I was shocked and told them I paid $75 at my old dentist,
who had moved away.

They wanted my business, and offered the service for $75.

I went in, got a lot of attention, and a very detailed explanation of why that crown
was likely to fall off again in a year or two (which I already knew from other dentists).

50% savings just for asking for a better price on the phone.

I live in the same wealthy neighborhood where the dentist is located.
People here would pay $150 for 15 minutes to re-glue a crown without blinking.
But I have the smallest home in the village, retired very young, and watch my spending.

The first problem with medical care is almost no one cares about the prices!
Doctors / dentists act shocked when I ask first !

The second problem with medical care was observed firsthand recently,
when we lost my wife's mother AND father a few months apart -- both over 90.

There is a huge amount of money spent to keep very old people
alive a few months longer after a stroke, dementia, etc. that make no sense.

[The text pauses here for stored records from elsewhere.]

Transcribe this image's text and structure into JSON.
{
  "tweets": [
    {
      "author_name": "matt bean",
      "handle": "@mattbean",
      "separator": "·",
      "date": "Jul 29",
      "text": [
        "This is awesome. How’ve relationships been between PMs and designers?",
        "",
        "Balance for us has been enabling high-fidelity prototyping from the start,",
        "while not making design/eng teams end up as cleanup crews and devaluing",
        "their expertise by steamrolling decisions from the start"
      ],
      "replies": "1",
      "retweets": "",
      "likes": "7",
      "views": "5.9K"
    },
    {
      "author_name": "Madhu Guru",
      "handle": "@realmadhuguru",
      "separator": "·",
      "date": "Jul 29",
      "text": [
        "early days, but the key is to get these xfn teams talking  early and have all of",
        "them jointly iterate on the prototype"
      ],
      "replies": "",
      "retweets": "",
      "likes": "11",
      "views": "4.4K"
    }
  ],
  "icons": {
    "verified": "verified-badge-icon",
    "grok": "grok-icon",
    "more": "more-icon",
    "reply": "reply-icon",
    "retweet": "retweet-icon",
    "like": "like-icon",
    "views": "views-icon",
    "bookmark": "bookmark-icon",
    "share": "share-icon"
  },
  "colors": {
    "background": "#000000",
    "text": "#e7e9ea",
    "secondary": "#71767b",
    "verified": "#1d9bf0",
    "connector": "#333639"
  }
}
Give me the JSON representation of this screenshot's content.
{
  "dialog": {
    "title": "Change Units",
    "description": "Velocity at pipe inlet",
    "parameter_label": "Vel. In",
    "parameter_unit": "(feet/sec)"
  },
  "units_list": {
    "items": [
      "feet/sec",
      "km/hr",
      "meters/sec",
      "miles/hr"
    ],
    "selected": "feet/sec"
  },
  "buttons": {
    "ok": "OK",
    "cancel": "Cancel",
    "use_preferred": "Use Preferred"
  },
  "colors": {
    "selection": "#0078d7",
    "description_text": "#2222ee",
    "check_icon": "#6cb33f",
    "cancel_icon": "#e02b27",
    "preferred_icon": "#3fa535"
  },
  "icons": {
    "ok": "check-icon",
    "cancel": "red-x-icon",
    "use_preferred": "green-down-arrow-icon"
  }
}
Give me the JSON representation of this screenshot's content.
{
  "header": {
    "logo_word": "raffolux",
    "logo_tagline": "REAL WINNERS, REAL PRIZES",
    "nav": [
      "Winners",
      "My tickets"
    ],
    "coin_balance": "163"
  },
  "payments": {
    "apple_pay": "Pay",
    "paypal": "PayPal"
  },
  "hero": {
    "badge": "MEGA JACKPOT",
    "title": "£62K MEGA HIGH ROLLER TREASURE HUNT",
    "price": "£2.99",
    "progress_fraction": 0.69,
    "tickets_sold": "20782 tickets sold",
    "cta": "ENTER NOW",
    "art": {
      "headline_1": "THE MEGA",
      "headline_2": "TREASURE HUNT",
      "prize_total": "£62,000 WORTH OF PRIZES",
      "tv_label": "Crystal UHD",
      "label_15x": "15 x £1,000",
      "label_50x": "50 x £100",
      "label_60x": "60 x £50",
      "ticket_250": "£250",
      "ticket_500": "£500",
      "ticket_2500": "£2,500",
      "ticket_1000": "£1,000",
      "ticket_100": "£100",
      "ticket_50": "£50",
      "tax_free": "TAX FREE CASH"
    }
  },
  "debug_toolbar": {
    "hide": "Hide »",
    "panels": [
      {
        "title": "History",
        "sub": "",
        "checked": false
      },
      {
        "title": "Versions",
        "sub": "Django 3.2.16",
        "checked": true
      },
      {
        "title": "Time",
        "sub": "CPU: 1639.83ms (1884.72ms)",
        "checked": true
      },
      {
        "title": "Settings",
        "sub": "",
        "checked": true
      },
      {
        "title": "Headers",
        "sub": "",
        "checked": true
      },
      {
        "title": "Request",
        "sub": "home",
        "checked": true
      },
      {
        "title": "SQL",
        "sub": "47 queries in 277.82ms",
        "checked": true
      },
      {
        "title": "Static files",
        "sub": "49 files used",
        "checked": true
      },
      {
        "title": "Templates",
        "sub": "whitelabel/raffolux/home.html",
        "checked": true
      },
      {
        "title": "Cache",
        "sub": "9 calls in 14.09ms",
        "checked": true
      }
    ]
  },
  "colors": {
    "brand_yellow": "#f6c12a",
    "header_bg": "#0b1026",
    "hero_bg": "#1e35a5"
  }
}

My wife had to intervene to get treatment stopped and let her parents die
at the appropriate time. There is a huge amount of money wasted
in the last six months of life (I once read almost 25% of Medicare spending)
on people whose quality of life is so low they don't want to live on,
although are reluctant to tell that to their children, or are "out of it"
and can't communicate. Forget about the money / saving --
we would never let our favorite household pets suffer like that before death.

Unknown said...
This comment has been removed by the author.
Scott Grannis said...

Re Canadians getting healthcare in the US. I spent a few minutes doing a Google search and found the following article which substantiates the claim that many Canadians seek healthcare outside their country due to long wait lists for treatments.

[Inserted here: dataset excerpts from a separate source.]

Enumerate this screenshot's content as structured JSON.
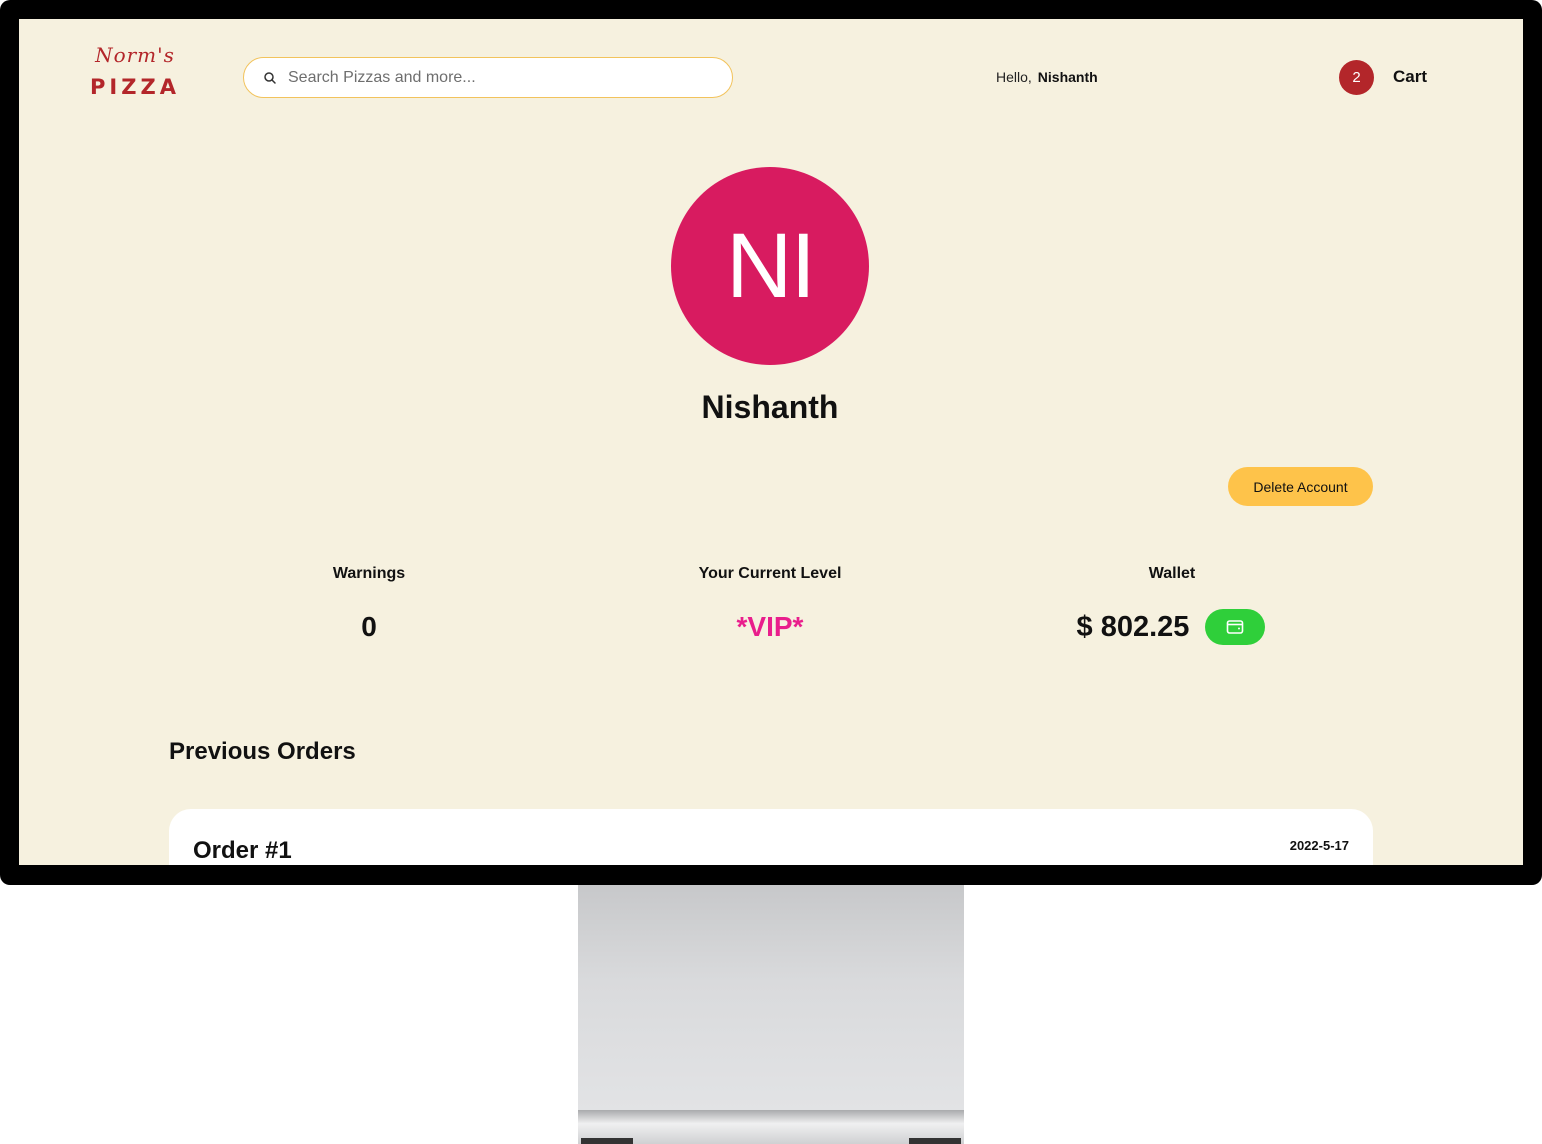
{
  "header": {
    "logo_script": "Norm's",
    "logo_main": "PIZZA",
    "search_placeholder": "Search Pizzas and more...",
    "greeting_prefix": "Hello,",
    "greeting_name": "Nishanth",
    "cart_count": "2",
    "cart_label": "Cart"
  },
  "profile": {
    "initials": "NI",
    "name": "Nishanth",
    "avatar_color": "#d81b60",
    "delete_label": "Delete Account"
  },
  "stats": {
    "warnings_label": "Warnings",
    "warnings_value": "0",
    "level_label": "Your Current Level",
    "level_value": "*VIP*",
    "wallet_label": "Wallet",
    "wallet_value": "$ 802.25"
  },
  "orders": {
    "section_title": "Previous Orders",
    "items": [
      {
        "title": "Order #1",
        "date": "2022-5-17"
      }
    ]
  },
  "colors": {
    "background": "#f6f1df",
    "brand_red": "#b3262a",
    "accent_yellow": "#fec34a",
    "vip_pink": "#e91e8c",
    "wallet_green": "#2fcf3a"
  }
}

http://dailycaller.com/2012/07/11/report-thousands-fled-canada-for-health-care-in-2011/

But the more important issue is that it is virtually certain that a single payer system that seeks to control costs, as Canada's does, will inevitably have to ration healthcare.

A free market "rations" goods and services by finding costs which most effectively match supply and demand. Shortages lead to higher prices, which then attract more supply. Free markets are the best system ever invented for creating abundant access to goods and services for the greatest number of people.